After it was built in Boeing's Everett, Wash., factory, the plane spent two years getting a customized interior — mostly white, with stone veneer and marble accents.

Accepting delivery of the jet was Edie Rodriguez, the chief executive at Crystal Cruises. Now owned by Chinese cruise and resort holding company Genting Hong Kong, Crystal offers high-end travel packages that include ocean cruises, river cruises, yacht expeditions and air charters.

Hockey players hop aboard

Rodriguez touted the jet as "the most luxuriously appointed aircraft in the private aircraft industry."

Guests are cosseted by a crew of 20, including a chef, a sommelier, a mixologist and a dozen mostly young women whom Rodriguez insisted on calling butlers, "not flight attendants."

Rodriguez said that initially Crystal intended to treat the luxury jet like a cruise ship in the air, planning high-end itineraries and selling seats individually. But the company discovered that though their target market, "the top 2 percent of the world's wealthiest," could afford such air cruises, they are too time-strapped to slot easily into a preset schedule. So Crystal switched gears to offer the jet instead as a private charter.

Rodriguez said one couple have just chartered the 777 for their anniversary, along with "one of our floating assets."

It's also possible to just charter the plane on a private flight from city to city.
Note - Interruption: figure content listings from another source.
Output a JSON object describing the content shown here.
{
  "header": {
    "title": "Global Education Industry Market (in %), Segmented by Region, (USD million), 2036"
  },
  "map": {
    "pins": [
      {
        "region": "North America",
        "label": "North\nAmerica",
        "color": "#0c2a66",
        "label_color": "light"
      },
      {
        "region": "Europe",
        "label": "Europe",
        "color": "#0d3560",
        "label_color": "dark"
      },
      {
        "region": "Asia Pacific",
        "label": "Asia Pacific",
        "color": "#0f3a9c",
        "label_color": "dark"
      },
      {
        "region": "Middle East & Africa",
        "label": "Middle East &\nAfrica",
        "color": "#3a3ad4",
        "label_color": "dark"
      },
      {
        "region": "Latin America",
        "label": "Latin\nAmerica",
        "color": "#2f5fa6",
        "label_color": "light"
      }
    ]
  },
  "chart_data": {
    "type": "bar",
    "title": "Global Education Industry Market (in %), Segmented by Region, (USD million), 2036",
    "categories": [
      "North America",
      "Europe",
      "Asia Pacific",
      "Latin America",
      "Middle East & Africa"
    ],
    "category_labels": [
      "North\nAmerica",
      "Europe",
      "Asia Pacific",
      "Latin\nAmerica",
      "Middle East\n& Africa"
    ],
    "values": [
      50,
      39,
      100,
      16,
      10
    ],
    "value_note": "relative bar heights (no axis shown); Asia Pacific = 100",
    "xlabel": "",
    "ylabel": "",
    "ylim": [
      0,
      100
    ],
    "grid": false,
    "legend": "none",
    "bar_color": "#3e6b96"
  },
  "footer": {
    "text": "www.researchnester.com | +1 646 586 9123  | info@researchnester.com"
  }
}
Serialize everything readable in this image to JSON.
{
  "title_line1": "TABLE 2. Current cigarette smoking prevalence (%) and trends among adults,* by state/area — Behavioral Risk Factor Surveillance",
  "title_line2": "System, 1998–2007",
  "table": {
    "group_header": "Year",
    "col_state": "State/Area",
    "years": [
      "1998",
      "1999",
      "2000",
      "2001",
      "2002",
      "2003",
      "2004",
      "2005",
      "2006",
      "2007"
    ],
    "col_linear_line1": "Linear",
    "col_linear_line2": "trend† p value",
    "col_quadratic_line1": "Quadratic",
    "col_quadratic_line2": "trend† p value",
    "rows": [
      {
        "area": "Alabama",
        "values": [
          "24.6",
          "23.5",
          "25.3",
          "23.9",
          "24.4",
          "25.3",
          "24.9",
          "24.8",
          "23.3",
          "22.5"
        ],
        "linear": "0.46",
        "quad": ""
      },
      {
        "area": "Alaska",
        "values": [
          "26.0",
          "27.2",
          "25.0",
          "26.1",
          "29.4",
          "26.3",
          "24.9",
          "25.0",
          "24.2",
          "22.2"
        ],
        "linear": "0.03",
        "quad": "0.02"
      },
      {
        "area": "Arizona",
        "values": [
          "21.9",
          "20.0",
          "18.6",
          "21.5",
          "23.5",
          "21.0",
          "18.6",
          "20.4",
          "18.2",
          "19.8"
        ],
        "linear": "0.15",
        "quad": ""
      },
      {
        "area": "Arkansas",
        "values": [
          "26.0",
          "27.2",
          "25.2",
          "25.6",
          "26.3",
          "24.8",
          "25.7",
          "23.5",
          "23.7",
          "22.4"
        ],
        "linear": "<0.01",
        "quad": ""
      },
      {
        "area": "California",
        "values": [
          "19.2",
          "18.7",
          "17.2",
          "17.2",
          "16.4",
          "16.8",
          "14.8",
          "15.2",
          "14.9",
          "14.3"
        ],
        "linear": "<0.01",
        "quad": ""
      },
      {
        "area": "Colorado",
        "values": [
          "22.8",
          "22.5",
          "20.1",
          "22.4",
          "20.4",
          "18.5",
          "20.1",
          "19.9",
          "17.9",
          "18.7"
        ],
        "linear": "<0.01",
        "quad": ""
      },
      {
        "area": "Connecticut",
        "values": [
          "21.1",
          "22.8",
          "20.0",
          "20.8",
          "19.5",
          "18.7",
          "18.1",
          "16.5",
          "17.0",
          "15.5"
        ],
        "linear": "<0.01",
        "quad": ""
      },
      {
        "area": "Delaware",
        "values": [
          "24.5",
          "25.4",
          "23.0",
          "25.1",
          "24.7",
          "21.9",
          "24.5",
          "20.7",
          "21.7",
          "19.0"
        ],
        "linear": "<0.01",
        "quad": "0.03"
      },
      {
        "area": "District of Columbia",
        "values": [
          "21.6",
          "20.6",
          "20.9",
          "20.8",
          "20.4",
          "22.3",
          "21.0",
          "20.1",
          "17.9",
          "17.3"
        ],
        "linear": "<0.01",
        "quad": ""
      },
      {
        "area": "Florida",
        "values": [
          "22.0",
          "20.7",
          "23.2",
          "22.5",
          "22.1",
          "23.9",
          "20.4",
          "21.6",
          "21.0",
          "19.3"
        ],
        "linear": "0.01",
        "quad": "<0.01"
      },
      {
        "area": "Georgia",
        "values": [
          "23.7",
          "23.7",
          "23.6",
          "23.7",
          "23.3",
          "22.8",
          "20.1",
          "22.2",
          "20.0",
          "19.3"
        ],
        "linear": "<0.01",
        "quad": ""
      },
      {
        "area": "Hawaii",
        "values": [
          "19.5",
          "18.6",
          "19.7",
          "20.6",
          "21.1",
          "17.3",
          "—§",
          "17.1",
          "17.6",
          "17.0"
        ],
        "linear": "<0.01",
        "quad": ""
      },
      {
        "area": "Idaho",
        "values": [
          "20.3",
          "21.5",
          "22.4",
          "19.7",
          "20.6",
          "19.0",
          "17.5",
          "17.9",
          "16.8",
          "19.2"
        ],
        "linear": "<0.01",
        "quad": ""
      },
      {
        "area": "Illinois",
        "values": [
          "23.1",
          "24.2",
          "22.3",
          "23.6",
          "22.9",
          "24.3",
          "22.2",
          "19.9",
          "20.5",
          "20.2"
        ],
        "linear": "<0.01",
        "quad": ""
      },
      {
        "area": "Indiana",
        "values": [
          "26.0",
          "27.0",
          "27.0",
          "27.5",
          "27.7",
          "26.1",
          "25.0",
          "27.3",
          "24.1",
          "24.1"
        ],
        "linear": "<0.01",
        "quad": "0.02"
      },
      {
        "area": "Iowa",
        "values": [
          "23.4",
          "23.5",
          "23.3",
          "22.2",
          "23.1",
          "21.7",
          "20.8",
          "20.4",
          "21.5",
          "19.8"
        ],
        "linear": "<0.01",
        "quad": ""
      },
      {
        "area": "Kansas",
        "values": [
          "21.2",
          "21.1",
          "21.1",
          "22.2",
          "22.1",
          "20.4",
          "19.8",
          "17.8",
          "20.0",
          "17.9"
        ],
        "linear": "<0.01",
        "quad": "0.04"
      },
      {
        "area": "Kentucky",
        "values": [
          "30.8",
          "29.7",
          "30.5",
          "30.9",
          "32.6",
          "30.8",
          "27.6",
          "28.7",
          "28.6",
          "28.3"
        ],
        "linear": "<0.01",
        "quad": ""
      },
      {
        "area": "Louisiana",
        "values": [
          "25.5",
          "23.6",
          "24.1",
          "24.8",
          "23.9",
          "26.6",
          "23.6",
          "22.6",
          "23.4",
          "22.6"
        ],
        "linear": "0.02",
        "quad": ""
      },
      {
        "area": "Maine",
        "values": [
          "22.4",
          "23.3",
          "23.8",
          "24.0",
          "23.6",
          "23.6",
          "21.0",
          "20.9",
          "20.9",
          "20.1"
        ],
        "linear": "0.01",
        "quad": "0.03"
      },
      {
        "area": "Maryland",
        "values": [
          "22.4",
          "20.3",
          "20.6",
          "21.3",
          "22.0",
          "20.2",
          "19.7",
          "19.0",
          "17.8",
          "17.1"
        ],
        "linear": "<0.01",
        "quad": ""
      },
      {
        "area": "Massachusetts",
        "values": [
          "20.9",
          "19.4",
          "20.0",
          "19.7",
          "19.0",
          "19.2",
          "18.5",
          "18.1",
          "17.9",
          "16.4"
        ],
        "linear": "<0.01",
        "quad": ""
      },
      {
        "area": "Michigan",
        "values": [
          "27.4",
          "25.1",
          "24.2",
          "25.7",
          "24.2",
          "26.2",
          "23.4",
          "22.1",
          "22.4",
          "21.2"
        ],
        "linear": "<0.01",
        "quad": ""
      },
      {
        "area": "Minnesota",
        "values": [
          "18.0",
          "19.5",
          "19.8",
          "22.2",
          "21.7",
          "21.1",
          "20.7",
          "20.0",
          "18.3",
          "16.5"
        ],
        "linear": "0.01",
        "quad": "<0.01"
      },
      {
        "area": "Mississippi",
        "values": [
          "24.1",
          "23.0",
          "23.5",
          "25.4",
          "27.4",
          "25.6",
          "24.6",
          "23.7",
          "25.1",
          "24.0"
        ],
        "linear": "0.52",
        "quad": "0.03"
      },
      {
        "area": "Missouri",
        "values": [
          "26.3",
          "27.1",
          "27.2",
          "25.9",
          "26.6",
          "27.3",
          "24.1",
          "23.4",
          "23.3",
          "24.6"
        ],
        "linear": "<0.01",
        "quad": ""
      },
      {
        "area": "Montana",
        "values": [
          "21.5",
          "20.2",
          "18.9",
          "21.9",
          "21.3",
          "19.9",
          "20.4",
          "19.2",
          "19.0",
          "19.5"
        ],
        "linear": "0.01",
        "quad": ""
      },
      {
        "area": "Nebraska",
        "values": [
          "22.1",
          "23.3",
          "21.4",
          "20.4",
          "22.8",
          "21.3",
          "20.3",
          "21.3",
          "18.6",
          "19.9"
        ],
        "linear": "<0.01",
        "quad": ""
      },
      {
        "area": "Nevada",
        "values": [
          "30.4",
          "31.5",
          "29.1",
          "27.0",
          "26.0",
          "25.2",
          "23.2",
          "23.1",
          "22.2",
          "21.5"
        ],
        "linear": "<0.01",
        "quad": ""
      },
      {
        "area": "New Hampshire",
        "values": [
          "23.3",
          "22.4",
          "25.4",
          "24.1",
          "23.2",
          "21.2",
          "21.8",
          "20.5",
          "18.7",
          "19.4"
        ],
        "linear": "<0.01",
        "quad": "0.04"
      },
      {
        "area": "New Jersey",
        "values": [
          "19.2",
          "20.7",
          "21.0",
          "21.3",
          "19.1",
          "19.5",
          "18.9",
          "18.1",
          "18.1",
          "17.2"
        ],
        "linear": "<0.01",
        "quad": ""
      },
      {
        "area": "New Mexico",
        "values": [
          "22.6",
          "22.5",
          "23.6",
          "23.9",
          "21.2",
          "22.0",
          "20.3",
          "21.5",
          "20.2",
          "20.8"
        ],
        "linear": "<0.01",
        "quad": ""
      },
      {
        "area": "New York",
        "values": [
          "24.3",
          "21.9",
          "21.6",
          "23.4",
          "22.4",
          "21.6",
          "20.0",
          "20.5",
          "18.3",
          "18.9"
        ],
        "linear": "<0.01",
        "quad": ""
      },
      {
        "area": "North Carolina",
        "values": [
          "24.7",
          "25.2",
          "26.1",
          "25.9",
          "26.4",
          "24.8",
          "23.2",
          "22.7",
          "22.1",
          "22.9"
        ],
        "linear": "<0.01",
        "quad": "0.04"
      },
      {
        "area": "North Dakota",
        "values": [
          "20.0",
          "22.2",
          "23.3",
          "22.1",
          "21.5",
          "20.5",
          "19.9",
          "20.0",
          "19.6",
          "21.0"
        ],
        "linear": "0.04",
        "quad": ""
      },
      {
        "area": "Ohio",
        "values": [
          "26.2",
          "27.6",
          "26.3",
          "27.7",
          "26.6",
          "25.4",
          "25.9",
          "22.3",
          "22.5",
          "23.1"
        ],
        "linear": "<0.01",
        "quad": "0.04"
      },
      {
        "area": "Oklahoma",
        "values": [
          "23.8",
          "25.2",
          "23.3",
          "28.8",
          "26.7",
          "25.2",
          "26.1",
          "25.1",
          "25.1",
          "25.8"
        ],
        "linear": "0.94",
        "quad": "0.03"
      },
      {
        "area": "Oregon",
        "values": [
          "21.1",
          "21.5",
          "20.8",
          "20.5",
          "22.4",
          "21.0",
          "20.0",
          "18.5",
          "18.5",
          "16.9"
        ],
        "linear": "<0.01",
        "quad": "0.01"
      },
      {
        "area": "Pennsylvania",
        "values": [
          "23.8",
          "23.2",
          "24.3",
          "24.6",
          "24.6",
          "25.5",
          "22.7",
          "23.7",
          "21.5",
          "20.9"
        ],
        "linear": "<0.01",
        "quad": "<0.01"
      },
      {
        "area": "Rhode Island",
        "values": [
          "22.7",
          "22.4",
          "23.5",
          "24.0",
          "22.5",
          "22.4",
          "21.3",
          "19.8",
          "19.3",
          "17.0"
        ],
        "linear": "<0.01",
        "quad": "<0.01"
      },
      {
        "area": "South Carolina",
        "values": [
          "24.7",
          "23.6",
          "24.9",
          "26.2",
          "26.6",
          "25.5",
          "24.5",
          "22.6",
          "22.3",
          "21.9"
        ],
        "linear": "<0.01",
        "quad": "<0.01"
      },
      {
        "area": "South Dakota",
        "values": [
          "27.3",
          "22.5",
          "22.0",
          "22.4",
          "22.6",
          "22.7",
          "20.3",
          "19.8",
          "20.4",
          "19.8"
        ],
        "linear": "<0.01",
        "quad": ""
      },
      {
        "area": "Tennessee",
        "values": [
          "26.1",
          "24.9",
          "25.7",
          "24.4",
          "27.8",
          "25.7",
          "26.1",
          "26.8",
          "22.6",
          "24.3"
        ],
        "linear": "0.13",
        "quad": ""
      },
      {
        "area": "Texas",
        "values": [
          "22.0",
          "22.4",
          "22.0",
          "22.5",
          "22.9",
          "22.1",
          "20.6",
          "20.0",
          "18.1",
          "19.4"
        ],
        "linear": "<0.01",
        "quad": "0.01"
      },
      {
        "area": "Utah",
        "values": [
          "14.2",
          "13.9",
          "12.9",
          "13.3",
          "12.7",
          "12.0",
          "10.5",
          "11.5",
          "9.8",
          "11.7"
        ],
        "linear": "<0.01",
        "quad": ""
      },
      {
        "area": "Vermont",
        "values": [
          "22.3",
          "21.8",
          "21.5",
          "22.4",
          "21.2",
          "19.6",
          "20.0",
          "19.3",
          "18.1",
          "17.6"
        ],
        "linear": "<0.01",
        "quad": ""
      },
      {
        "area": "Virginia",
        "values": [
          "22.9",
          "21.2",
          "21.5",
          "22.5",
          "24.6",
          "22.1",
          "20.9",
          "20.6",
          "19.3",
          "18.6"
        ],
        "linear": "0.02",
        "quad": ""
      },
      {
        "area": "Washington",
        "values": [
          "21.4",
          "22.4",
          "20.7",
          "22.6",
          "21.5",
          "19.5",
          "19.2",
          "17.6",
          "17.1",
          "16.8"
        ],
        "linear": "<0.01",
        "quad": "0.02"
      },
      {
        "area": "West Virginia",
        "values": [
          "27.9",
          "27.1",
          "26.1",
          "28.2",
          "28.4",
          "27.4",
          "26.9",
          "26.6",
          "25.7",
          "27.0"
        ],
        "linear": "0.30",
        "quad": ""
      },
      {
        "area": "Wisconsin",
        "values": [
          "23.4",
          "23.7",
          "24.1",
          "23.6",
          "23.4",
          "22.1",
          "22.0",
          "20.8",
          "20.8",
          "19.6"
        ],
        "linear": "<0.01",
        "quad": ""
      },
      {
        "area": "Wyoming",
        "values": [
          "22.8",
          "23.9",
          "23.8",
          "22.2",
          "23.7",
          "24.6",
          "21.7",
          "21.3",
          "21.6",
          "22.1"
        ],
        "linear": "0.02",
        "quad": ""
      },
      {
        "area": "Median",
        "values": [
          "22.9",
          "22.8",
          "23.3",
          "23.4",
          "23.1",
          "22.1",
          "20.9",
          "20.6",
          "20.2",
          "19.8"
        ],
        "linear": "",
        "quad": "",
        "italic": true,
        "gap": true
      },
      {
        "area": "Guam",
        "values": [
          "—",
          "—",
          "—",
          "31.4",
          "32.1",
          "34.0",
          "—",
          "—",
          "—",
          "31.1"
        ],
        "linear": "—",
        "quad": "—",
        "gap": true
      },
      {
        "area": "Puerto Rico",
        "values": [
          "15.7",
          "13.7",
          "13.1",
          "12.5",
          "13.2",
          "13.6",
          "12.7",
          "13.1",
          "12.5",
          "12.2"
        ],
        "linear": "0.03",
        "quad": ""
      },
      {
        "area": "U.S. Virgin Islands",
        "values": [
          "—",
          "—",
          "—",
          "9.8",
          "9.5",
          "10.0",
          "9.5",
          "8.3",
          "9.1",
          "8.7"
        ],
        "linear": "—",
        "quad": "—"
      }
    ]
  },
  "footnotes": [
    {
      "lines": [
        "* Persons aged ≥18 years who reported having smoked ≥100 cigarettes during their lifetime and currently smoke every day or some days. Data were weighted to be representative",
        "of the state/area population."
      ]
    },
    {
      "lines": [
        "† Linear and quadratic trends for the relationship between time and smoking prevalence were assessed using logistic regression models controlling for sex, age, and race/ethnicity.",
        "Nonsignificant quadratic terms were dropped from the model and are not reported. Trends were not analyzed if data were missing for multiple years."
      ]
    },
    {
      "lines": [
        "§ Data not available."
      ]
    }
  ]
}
Rodriguez said such a one-way flight from New York to Paris would cost $375,000, or just about $4,300 per person with all 88 seats filled.

In September, the Vancouver Canucks National Hockey League team has chartered the plane for its trip to China, where the team plays the L.A. Kings in a couple of preseason exhibition games in Shanghai and Beijing.
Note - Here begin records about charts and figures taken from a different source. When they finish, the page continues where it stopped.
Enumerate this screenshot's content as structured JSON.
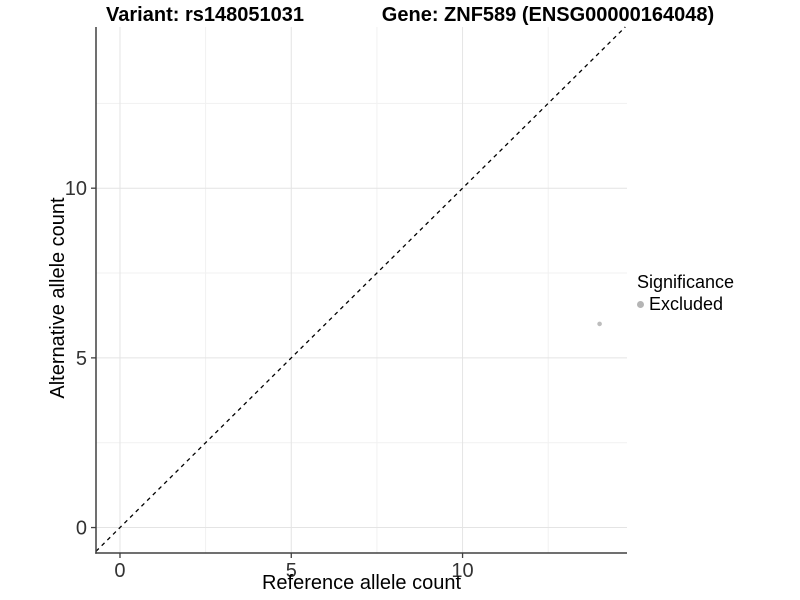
{
  "titles": {
    "variant": "Variant: rs148051031",
    "gene": "Gene: ZNF589 (ENSG00000164048)"
  },
  "chart_data": {
    "type": "scatter",
    "xlabel": "Reference allele count",
    "ylabel": "Alternative allele count",
    "xlim": [
      -0.7,
      14.8
    ],
    "ylim": [
      -0.75,
      14.75
    ],
    "xticks": [
      0,
      5,
      10
    ],
    "yticks": [
      0,
      5,
      10
    ],
    "xminor": [
      2.5,
      7.5,
      12.5
    ],
    "yminor": [
      2.5,
      7.5,
      12.5
    ],
    "grid": true,
    "points": [
      {
        "x": 14,
        "y": 6,
        "significance": "Excluded"
      }
    ],
    "reference_line": {
      "slope": 1,
      "intercept": 0,
      "style": "dashed",
      "color": "#000000"
    },
    "legend": {
      "title": "Significance",
      "position": "right",
      "items": [
        {
          "label": "Excluded",
          "color": "#b5b5b5"
        }
      ]
    },
    "colors": {
      "point": "#bdbdbd",
      "axis_line": "#404040",
      "tick_text": "#333333",
      "grid_major": "#e4e4e4",
      "grid_minor": "#f1f1f1"
    }
  }
}
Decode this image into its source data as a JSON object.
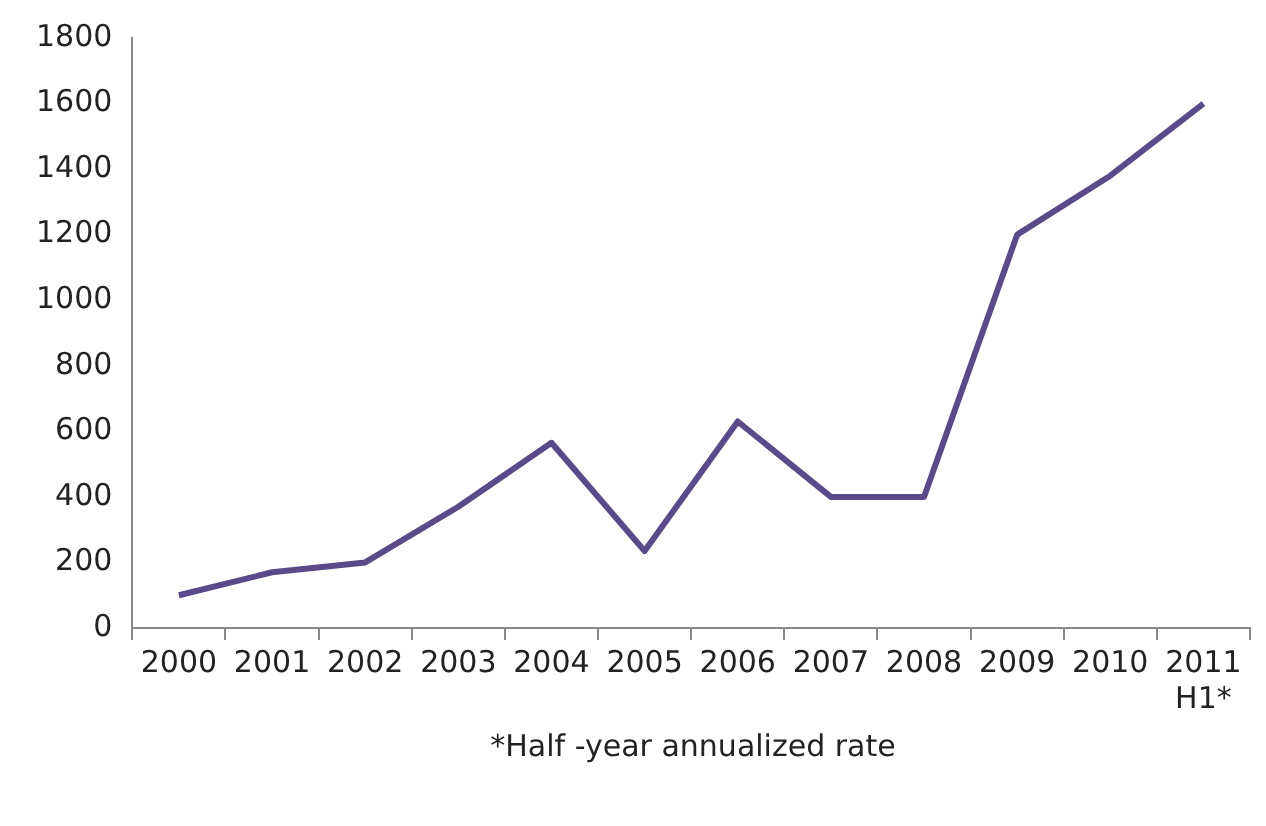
{
  "chart_data": {
    "type": "line",
    "categories": [
      "2000",
      "2001",
      "2002",
      "2003",
      "2004",
      "2005",
      "2006",
      "2007",
      "2008",
      "2009",
      "2010",
      "2011\nH1*"
    ],
    "series": [
      {
        "color": "#5b4a8a",
        "values": [
          100,
          170,
          200,
          370,
          565,
          235,
          630,
          400,
          400,
          1200,
          1380,
          1600
        ]
      }
    ],
    "ylim": [
      0,
      1800
    ],
    "yticks": [
      0,
      200,
      400,
      600,
      800,
      1000,
      1200,
      1400,
      1600,
      1800
    ],
    "grid": false,
    "legend": false,
    "marker": "none",
    "line_style": "solid",
    "annotations": [
      "*Half -year annualized rate"
    ]
  }
}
"The world is getting wealthier by the minute," Rodriguez said, citing data that China has "more than a million millionaires and more than 400 billionaires."

And, boosting the private charter model, "a lot of the wealthy like to travel with, in quotes, people like them," she said.

A high-flying crew

The crew has been gathered mostly from the world's high-end airlines. One Austrian pilot previously flew 777s for Emirates of Dubai. The South African executive chef was poached from Etihad of Abu Dhabi.

But at least one flight attendant — or butler — has seriously elevated her career. American Priscilla Martinez came to Crystal from Spirit Airlines, the Florida-based ultra-low-cost carrier that offers absolutely no frills and provides the most frugal flying experience in North America.

Martinez said she loves flying and appreciated her start at Spirit but is happy now to add a "customer service" dimension to her job.

Crystal's operation is customer service at a level Spirit passengers may barely imagine.